To be honest, I had never considered that anthropomorphization might be offensive or harmful to the dignity of animals before setting out to write this post. It now makes sense that I haven’t encountered a zoo branded with cartoon animals given that zoos take issue with human-like caricatures of animals. A former director at the Association of Zoos and Aquariums (AZA) claimed that it’s “bad science to attribute human-like feelings to animals,” and I can see that it’d be unwise to see animals as people, potentially leading to behavior like adopting a wild animal as a ‘pet.’
There’s more on zoo brands here, if you’re interested in conservation and the future of zoos.
Now, back to the mascots and the four thoughts related to branding that launched this post:
- Consistency in branding: Koreans have not tired of the tiger over the decades and the rest of the world has yet to give Korea an immediate association with the tiger. When an organization does think it needs to revamp its brand image, it is often driven by the differential between internal and external perception, an illusion of those on the inside of the company. More often than not, organizations are experiencing brand fatigue, becoming prematurely tired of their own brand presentation, just as it is really beginning to hit its stride outside the organization. The key is to rebrand only when strategy dictates this change and never because you are tired of looking at yet another tiger.
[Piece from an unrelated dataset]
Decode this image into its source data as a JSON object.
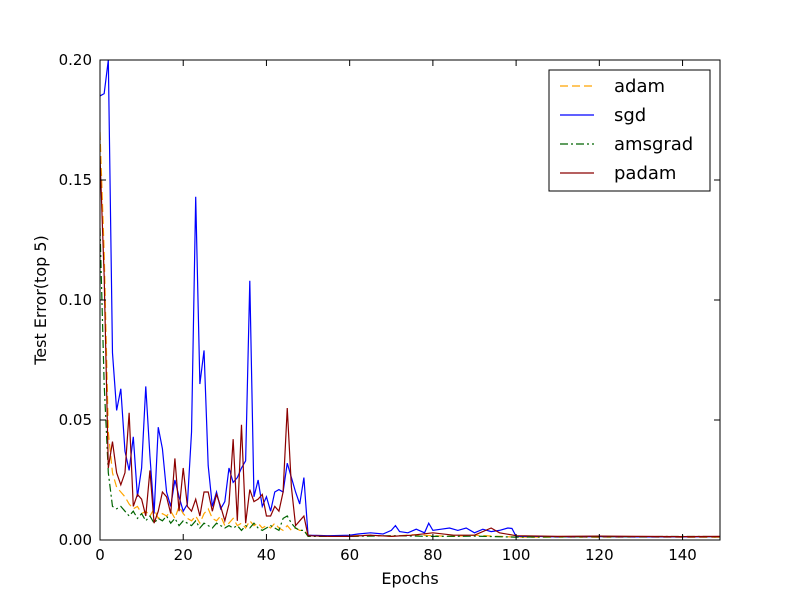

- Protect your brand: The Kellogg Company threatening a lawsuit against Hodori seemed over the top and an unnecessary reaction when I first read about it. As a kid I knew both Tony the Tiger and Hodori; there was no confusion about the two tigers in my mind. However, I could see someone who is familiar with neither or only one conflating the two if they saw Hodori endorsing a cereal.
- Internal branding: While it’s quite possibly an entirely different ball game on a national, governmental level, at the level of corporations and nonprofits on both global and local scales, internal branding and organizational alignment can help from being buffeted by the whims of short-tenured executives. If everyone at each level of an organization is on the same page, that allows an organization to hold operationally true to its brand strategy.
- Mascots matter: Mascots do a great job of encapsulating and reinforcing positive sentiments about institutions, helping cultivate fuzzy feelings that move one to become engaged. I feel a deep allegiance to my undergraduate institution for many reasons, and though not the most significant factor, their bear mascot has a part in this as a symbol of something I cherish. My grad school did not have a furry mascot and our collateral was emblazoned with the letter M. My high school also did not have a mascot but had the letter A as its logo. When I start seeing calls for end-of-the-year contributions, guess which institution my mind jumps to?